A força do heavy metal na capital federal também é notável. Khallice, Vougan e Dynahead estão na estrada há muitos anos, com vários CDs lançados e experiência de shows internacionais. O Khallice já fez abertura do grupo americano Symphony X, além de astros como Sebastian Bach e Guns n’ Roses, todos ocorridos em Brasília. Flertando com outros palcos, seu vocalista, Alírio Netto, vive Judas no musical “Jesus Cristo Super Star”, sucesso em São Paulo.

Black Drawing Chalks
No Mato Grosso, terra do Festival Calango e do Grito Rock, um dos destaques é a banda Revoltz. Surgido em meados da década passada, com sonoridades que misturam uma onda pós-punk oitentista, new wave e garage sessentista, o grupo da vocalista e tecladista Marcella Carmo teve passagem marcante pelo Goiânia Noise. “Foi o primeiro festival em que a gente tocou em Goiânia. Eu me lembro de ficar maravilhada com tudo, com a estrutura, com o público... Achei o máximo estar em contato com pessoas de outras bandas de que eu já gostava e ainda conhecer grupos novos. É muito importante esse intercâmbio”, ressalta, destacando como a troca entre os criadores ajuda a fortalecer a cena.
O produtor André Luiz Donzeli faz coro com ela. Ele exalta a união e o intercâmbio de ideias e sonoridades para fortalecer a turma que, apesar das dificuldades, produz em todo o Centro-Oeste e até em parte do Norte (Donzeli é responsável pelo Tendencies Rock Festival, que acontece anualmente em Palmas). “A chamada cena rock é sempre cheia de dedicação, suor, gente que se doa ao extremo. Mato Grosso é cheio de bandas. Goiás também... Todos incríveis”, elogia.

Revoltz
Como quaisquer artistas independentes, os roqueiros que militam na terra das violas enfrentam dificuldades para viver só da música. Pedro Cipriano, da Mugo, afirma que a agenda incerta de shows torna a arrecadação variável. “Às vezes entra (grana), mas fazemos um tipo de som muito menos requisitado por rádios e TVs. A circulação do material é mais limitada, principalmente por se tratar de metal. Conciliamos os shows e a venda de produtos com a arrecadação de direitos autorais”, ele explica.

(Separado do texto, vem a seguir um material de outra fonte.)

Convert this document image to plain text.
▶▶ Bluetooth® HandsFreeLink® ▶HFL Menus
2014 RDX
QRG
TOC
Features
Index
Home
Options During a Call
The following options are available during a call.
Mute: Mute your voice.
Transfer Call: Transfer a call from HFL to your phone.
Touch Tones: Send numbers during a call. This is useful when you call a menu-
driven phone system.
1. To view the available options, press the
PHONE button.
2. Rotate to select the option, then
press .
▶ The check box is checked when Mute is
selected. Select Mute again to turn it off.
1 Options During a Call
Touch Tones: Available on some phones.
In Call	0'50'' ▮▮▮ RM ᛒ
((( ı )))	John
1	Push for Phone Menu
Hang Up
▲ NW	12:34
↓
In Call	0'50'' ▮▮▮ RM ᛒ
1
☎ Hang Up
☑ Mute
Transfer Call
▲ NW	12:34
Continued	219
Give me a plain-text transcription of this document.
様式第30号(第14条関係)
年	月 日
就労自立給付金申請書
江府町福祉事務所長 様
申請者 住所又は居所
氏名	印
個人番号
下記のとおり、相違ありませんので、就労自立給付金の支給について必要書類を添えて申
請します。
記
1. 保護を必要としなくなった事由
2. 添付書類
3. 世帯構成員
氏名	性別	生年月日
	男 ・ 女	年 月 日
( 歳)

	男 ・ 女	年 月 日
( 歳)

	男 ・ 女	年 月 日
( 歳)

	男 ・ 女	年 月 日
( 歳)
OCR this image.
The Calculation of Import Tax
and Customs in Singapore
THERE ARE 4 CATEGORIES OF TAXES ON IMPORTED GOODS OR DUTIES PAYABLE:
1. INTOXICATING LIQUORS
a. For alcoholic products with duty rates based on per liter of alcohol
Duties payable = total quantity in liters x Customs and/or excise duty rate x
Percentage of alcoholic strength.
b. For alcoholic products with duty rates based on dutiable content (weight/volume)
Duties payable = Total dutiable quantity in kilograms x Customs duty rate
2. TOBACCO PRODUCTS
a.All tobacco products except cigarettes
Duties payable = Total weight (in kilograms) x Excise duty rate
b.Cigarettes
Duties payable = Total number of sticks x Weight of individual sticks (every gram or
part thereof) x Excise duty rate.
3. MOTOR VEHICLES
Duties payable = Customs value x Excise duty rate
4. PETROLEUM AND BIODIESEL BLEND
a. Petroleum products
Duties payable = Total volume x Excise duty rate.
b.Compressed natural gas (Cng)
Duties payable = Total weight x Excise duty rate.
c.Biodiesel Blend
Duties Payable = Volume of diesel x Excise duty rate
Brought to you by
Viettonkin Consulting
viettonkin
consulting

O vocalista e baixista da Revoltz, Ricardo Kudla, diz que a própria natureza independente torna os integrantes dessa cena mais aptos a se virar, a cuidar da carreira como um todo. “Acredito que qualquer banda que tenha uma construção de carreira sólida pode ter sucesso. Para isso, além de estar numa associação como a UBC, é preciso acompanhar a legislação. A associação protege o autor e cuida da arrecadação. Acho que funciona. Tem país de primeiro mundo que não tem essa estrutura”, compara.